Masyarakat Catalunya percaya bahwa Madrid punya andil besar dalam krisis tersebut. Asumsi ini diperkuat lagi dengan permintaan Madrid kepada Catalunya untuk membayar pajak lebih tinggi dibanding wilayah lain guna memperkuat perekonomian wilayah miskin di Spanyol. Menurut Reuters, Catalunya membayar pajak senilai 12 miliar dolar per tahun kepada Madrid. Nyatanya, jumlah pajak sebesar itu tidak berkorelasi dengan besarnya imbalan yang diperoleh Catalunya.
Seketika isu pajak, krisis finansial, pengangguran, hingga rasa terabaikan yang dialami Catalunya menghidupkan kembali gejolak separatisme.
Alasan kedua, keputusan Madrid untuk membatalkan pemberlakuan Undang-Undang Peradilan Konstitusi 2010. Dalam perkembangannya, undang-undang tersebut bertujuan untuk meningkatkan kedaulatan dalam Statuta Otonomi Catalunya agar setara dengan konstitusi. Kedua alasan di atas meyakinkan masyarakat Catalunya bahwa kehidupan mereka akan menjadi lebih baik apabila berada di bawah kendali pemerintahan sendiri.

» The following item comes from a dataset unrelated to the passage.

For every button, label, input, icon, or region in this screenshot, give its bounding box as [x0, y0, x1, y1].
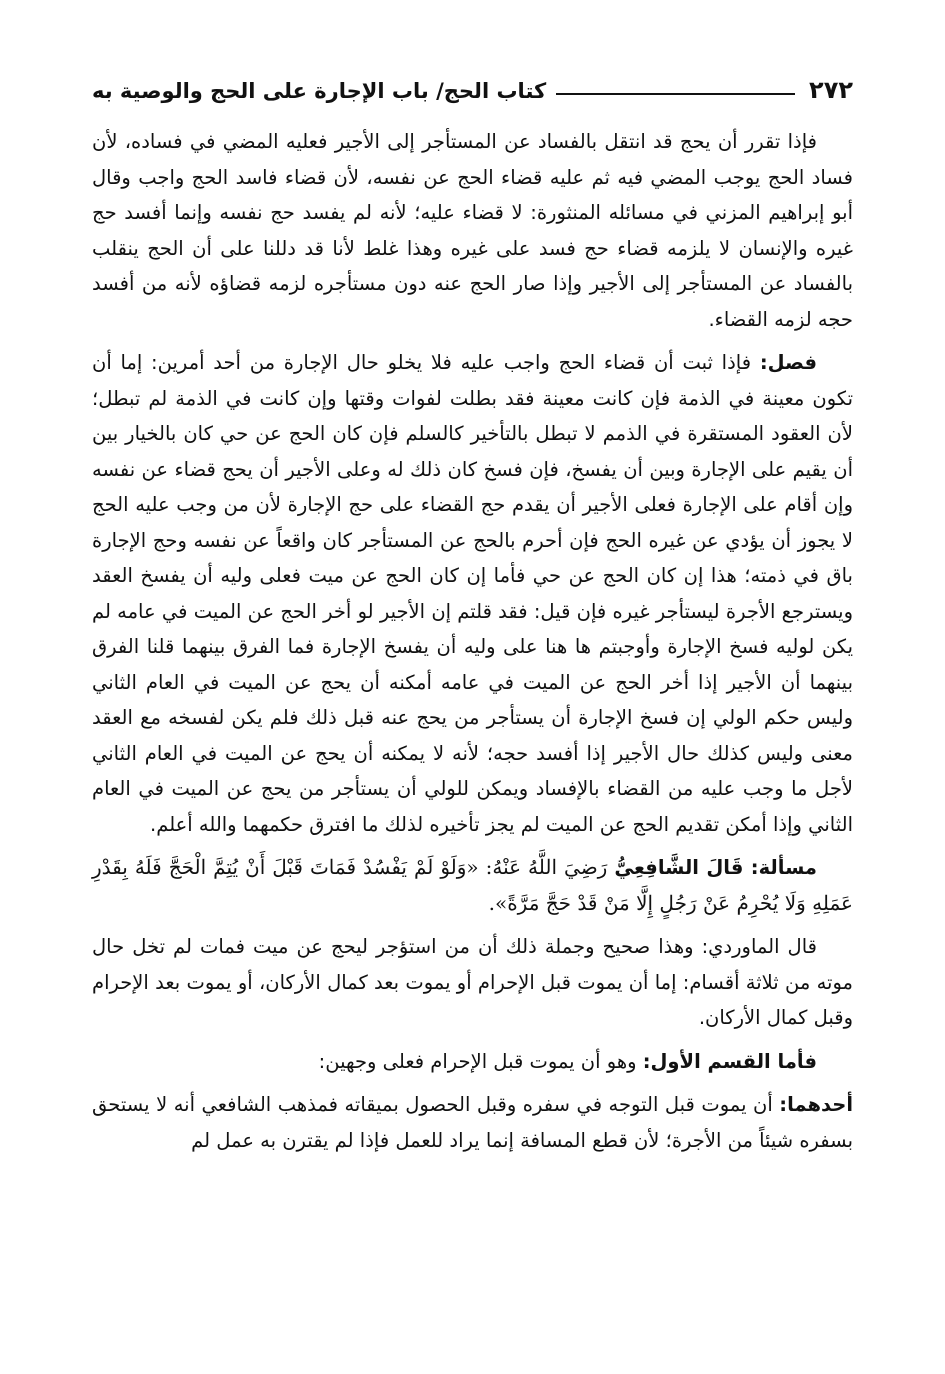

Sejak saat itu, Madrid gigih menentang referendum dengan alasan bahwa tindakan tersebut dilarang konstitusi 1978, yang salah satu pasalnya berbunyi “setiap wilayah merupakan kesatuan yang tidak dapat dipisahkan dari Bangsa Spanyol.”
Tuntutan referendum juga didasari politik identitas yang kuat. Budaya, tradisi, hingga bahasa Catalunya telah memberikan identifikasi ataupun karakter yang melekat pada setiap masyarakat Catalunya. Menurut penelitian, dua nilai suci Catalunya dianggap memotivasi gerakan kemerdekaan, yakni menentukan nasib sendiri dan melindungi identitas Catalunya.
Dari studi-studi yang ada, penolakan terhadap aspirasi separatis umumnya hanya akan memperbesar gerakan kemerdekaan lebih jauh. Sampai referendum itu terjadi, masih banyak orang yang bingung memilih. Namun, setelah Madrid menolak referendum mentah-mentah, banyak yang kecewa dan menyatakan dukungan atas kemerdekaan.
Memburuknya situasi di sekitar referendum Catalunya pada 2017 silam menunjukkan satu hal: demokrasi tidak berjalan baik. Hammad Sheikh, Angel Gomez, dan Scott Atran dalam studinya menyebutkan hanya 23 persen orang Spanyol yang menganggap demokrasi sebagai sesuatu yang sakral.
Berdasarkan hasil wawancara dengan berbagai warga di Spanyol, Hammad Sheikh dan kawan-kawan menyimpulkan bahwa turunnya kepercayaan masyarakat disebabkan karena pemerintah pusat tidak responsif dalam memenuhi kebutuhan warga.
Bagi masyarakat Spanyol (yang menjadi narasumber dalam studi tersebut), demokrasi Spanyol adalah ketika para pejabat mencuri jutaan uang rakyat, tanpa peduli nasib warganya, dan memprioritaskan kekuasaan pribadi belaka. Partai Rakyat yang saat itu berkuasa, misalnya, terlibat dalam 65 kasus korupsi. Sikap Perdana Menteri Rajoy yang kerap membela para tersangka pun dinilai mengecewakan.
Walaupun rezimnya sudah berakhir, bau amis warisan yang ditinggalkan Franco nyatanya tetap kekal.